Test your knowledge of Conservation Purposes


It is important to emphasize that not every easement restricting the future development of property will meet the tax law requirements.  The tax law requires that the gift be "for conservation purposes."  As a rule, the following generalization works:  the more significant the land is, the more it adds to the public good, the more likely it is that you will qualify for the deduction.  If you are protecting a large tract of primarily undeveloped property            or ranchland or farmland, or a smaller parcel of land with scenic or open space qualities, if you are protecting habitat for an important or threatened animal or plant species, if you are preserving a scenic view on a long stretch of roadside that is threatened with subdivision, if you are contributing to a greenbelt around a city or preserving a watershed by a scenic brook or river or lake, your donation is more likely to qualify for a deduction.  In addition, you can meet the "conservation purposes" test if you protect important historic property. 

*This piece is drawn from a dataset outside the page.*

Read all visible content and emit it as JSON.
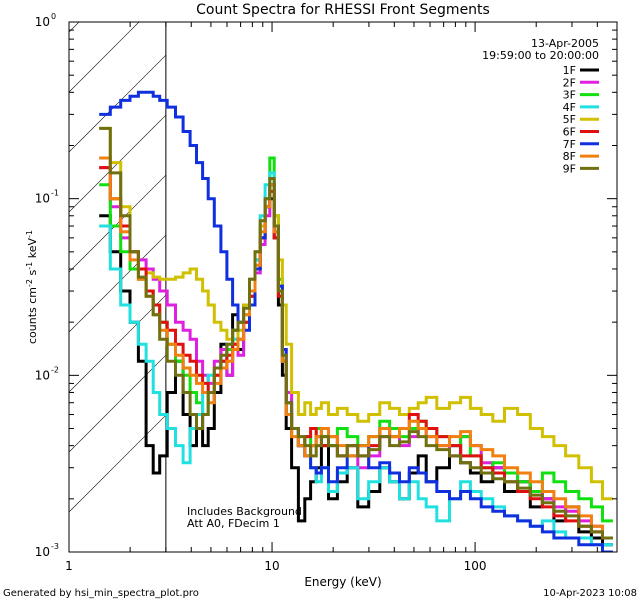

You will probably not qualify for a deduction if there is nothing special or unusual about the land that you are protecting except that it does not currently have more houses on it.  Think of it this way.  If you are truly contributing something to the general environmental well-being of the area, then that's a good (and deductible) gift.  If you are truly trying to get away with something ("maybe I can get a deduction for not permitting any more development on my suburban house lot"), and there is nothing particularly unusual about your property or its setting, you are probably not entitled to an income tax deduction.  (As a practical matter, in this latter case, it may be difficult to find a donee organization to accept your easement gift. see Local & National Regulatory Resources.)            

In many communities around the country, local tax-exempt organizations have been formed precisely for the purpose of protecting open space and other important land in the area.  These organizations, often called "land trusts," should be in a good position to assist you. 

One final important point about a conservation easement.  In many cases it will be possible to qualify for an income tax deduction by giving up the right to develop your property to the maximum possible extent while still retaining the right to do some limited development in the future.  If a conservation easement preventing any further development on John and Mary Landowner's Riverview would qualify for an income tax deduction, John and Mary could also reserve the right to build, for example, four more houses on Riverview, subject to certain restrictions and limitations, and still qualify for an income tax deduction as long as the property's conservation values continued to be preserved.  Remember, however, that in many cases conservation values and any further development will be incompatible.